NREL Partnership: Engineering synthetic RNA devices to expediate the evolution of metabolite producing micro-organisms

Ethylene is a small hydrocarbon gas, widely used in the chemical industry. Its annual worldwide production currently exceeds 150 million tonnes, surpassing any other organic compound. Ethylene is currently produced from steam cracking of ethane which produces vast quantities of CO2, contributing to global warming. Ethylene is the monomer for the most common plastic, polyethylene, and annual global production is approximately 80 million tons. Therefore, unlocking a sustainable or carbon neutral alternative to ethylene production is imperative. Cupriavidus necator is a Gram-negative soil bacterium, capable of growing on CO2 enabling low carbon fuels and chemicals to be produced with minimal environmental impact.

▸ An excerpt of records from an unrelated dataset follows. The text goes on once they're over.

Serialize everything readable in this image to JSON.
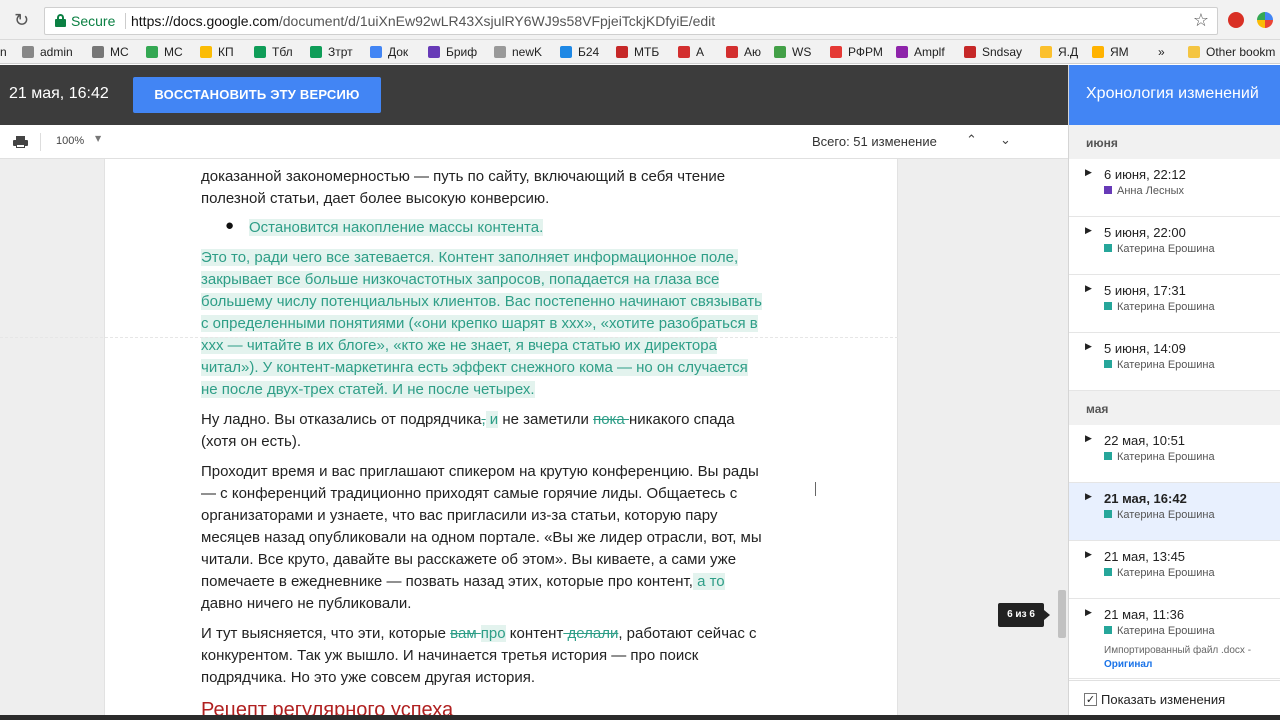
{
  "browser": {
    "secure_label": "Secure",
    "url_host": "https://docs.google.com",
    "url_path": "/document/d/1uiXnEw92wLR43XsjulRY6WJ9s58VFpjeiTckjKDfyiE/edit",
    "star_icon": "star-icon",
    "reload_icon": "reload-icon"
  },
  "bookmarks": [
    {
      "label": "n",
      "color": "#555555"
    },
    {
      "label": "admin",
      "color": "#888888"
    },
    {
      "label": "МС",
      "color": "#777777"
    },
    {
      "label": "МС",
      "color": "#34a853"
    },
    {
      "label": "КП",
      "color": "#fbbc05"
    },
    {
      "label": "Тбл",
      "color": "#0f9d58"
    },
    {
      "label": "Зтрт",
      "color": "#0f9d58"
    },
    {
      "label": "Док",
      "color": "#4285f4"
    },
    {
      "label": "Бриф",
      "color": "#673ab7"
    },
    {
      "label": "newK",
      "color": "#999999"
    },
    {
      "label": "Б24",
      "color": "#1e88e5"
    },
    {
      "label": "МТБ",
      "color": "#c62828"
    },
    {
      "label": "А",
      "color": "#d32f2f"
    },
    {
      "label": "Аю",
      "color": "#d32f2f"
    },
    {
      "label": "WS",
      "color": "#43a047"
    },
    {
      "label": "РФРМ",
      "color": "#e53935"
    },
    {
      "label": "Amplf",
      "color": "#8e24aa"
    },
    {
      "label": "Sndsay",
      "color": "#c62828"
    },
    {
      "label": "Я.Д",
      "color": "#fbc02d"
    },
    {
      "label": "ЯМ",
      "color": "#ffb300"
    },
    {
      "label": "»",
      "color": "#ffffff"
    },
    {
      "label": "Other bookm",
      "color": "#f4c542"
    }
  ],
  "header": {
    "version_date": "21 мая, 16:42",
    "restore_label": "ВОССТАНОВИТЬ ЭТУ ВЕРСИЮ"
  },
  "subtoolbar": {
    "zoom": "100%",
    "total_changes": "Всего: 51 изменение"
  },
  "document": {
    "p1_line1": "доказанной закономерностью — путь по сайту, включающий в себя чтение",
    "p1_line2": "полезной статьи, дает более высокую конверсию.",
    "bullet": "Остановится накопление массы контента.",
    "p2_lines": [
      "Это то, ради чего все затевается. Контент заполняет информационное поле,",
      "закрывает все больше низкочастотных запросов, попадается на глаза все",
      "большему числу потенциальных клиентов. Вас постепенно начинают связывать",
      "с определенными понятиями («они крепко шарят в ххх», «хотите разобраться в",
      "ххх — читайте в их блоге», «кто же не знает, я вчера статью их директора",
      "читал»). У контент-маркетинга есть эффект снежного кома — но он случается",
      "не после двух-трех статей. И не после четырех."
    ],
    "p3_a": "Ну ладно. Вы отказались от подрядчика",
    "p3_del1": ",",
    "p3_ins1": " и",
    "p3_b": " не заметили ",
    "p3_del2": "пока ",
    "p3_c": "никакого спада",
    "p3_line2": "(хотя он есть).",
    "p4_lines": [
      "Проходит время и вас приглашают спикером на крутую конференцию. Вы рады",
      "— с конференций традиционно приходят самые горячие лиды. Общаетесь с",
      "организаторами и узнаете, что вас пригласили из-за статьи, которую пару",
      "месяцев назад опубликовали на одном портале. «Вы же лидер отрасли, вот, мы",
      "читали. Все круто, давайте вы расскажете об этом». Вы киваете, а сами уже"
    ],
    "p4_line6_a": "помечаете в ежедневнике — позвать назад этих, которые про контент,",
    "p4_line6_ins": " а то",
    "p4_line7": "давно ничего не публиковали.",
    "p5_a": "И тут выясняется, что эти, которые ",
    "p5_del1": "вам ",
    "p5_ins1": "про",
    "p5_b": " контент",
    "p5_del2": " делали",
    "p5_c": ", работают сейчас с",
    "p5_line2": "конкурентом. Так уж вышло. И начинается третья история — про поиск",
    "p5_line3": "подрядчика. Но это уже совсем другая история.",
    "heading_partial": "Рецепт регулярного успеха"
  },
  "page_indicator": "6 из 6",
  "sidebar": {
    "title": "Хронология изменений",
    "month_june": "июня",
    "month_may": "мая",
    "entries": [
      {
        "date": "6 июня, 22:12",
        "author": "Анна Лесных",
        "color": "#673ab7"
      },
      {
        "date": "5 июня, 22:00",
        "author": "Катерина Ерошина",
        "color": "#26a69a"
      },
      {
        "date": "5 июня, 17:31",
        "author": "Катерина Ерошина",
        "color": "#26a69a"
      },
      {
        "date": "5 июня, 14:09",
        "author": "Катерина Ерошина",
        "color": "#26a69a"
      },
      {
        "date": "22 мая, 10:51",
        "author": "Катерина Ерошина",
        "color": "#26a69a"
      },
      {
        "date": "21 мая, 16:42",
        "author": "Катерина Ерошина",
        "color": "#26a69a"
      },
      {
        "date": "21 мая, 13:45",
        "author": "Катерина Ерошина",
        "color": "#26a69a"
      },
      {
        "date": "21 мая, 11:36",
        "author": "Катерина Ерошина",
        "color": "#26a69a",
        "extra": "Импортированный файл .docx -",
        "orig": "Оригинал"
      }
    ],
    "show_changes_label": "Показать изменения",
    "show_changes_checked": true
  }
}
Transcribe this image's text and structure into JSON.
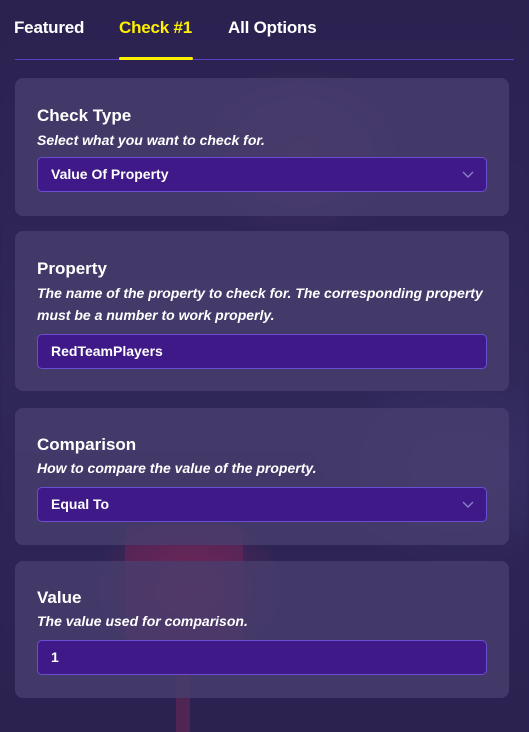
{
  "tabs": [
    {
      "label": "Featured",
      "active": false
    },
    {
      "label": "Check #1",
      "active": true
    },
    {
      "label": "All Options",
      "active": false
    }
  ],
  "colors": {
    "active_tab": "#fff000",
    "field_bg": "#3e1987",
    "card_bg": "#483e6e",
    "page_bg": "#2d2352"
  },
  "check_type": {
    "title": "Check Type",
    "description": "Select what you want to check for.",
    "value": "Value Of Property",
    "icon": "chevron-down-icon"
  },
  "property": {
    "title": "Property",
    "description": "The name of the property to check for. The corresponding property must be a number to work properly.",
    "value": "RedTeamPlayers"
  },
  "comparison": {
    "title": "Comparison",
    "description": "How to compare the value of the property.",
    "value": "Equal To",
    "icon": "chevron-down-icon"
  },
  "value_field": {
    "title": "Value",
    "description": "The value used for comparison.",
    "value": "1"
  }
}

The aim of this project being to engineer Cupriavidus necator as a platform for the production of hydrocarbon-based products such as ethylene. There are currently three pathways for ethylene synthesis this project will focus on the alternative pathway found in Pseudomonas syringae and Penicillium digitatum, which utilises a-ketoglutarate (AKG) and arginine in a reaction catalyzed by the ethylene-forming enzyme (EFE). Microbial engineering will be utilised to redirect flux towards ethylene production. An underlying problem in synthetic biology remains the limited number of composable, high-performance parts for constructing genetic circuits and difficulties that arise when integrating multiple components into a large, complex synthetic network, the project will utilise RNA-based regulatory elements as a potential solution to this component bottleneck. We will engineer artificial sRNAs as a platform for strain improvement utilising cutting edge de-novo designed riboregulators termed toehold switches, these systems routinely enable modulation of protein expression over two orders of magnitude and have validated over 100 functional systems in E. coli. The use of synthetic RNA, for both regulatory and structural applications, is on an upward trajectory as RNA continues to play an important role in the future of synthetic biology. By combining the respective strengths of Nottingham University SBRC and the NREL, there is a real opportunity to make significant progress towards new bacterial-based routes to chemicals and fuels from biomass.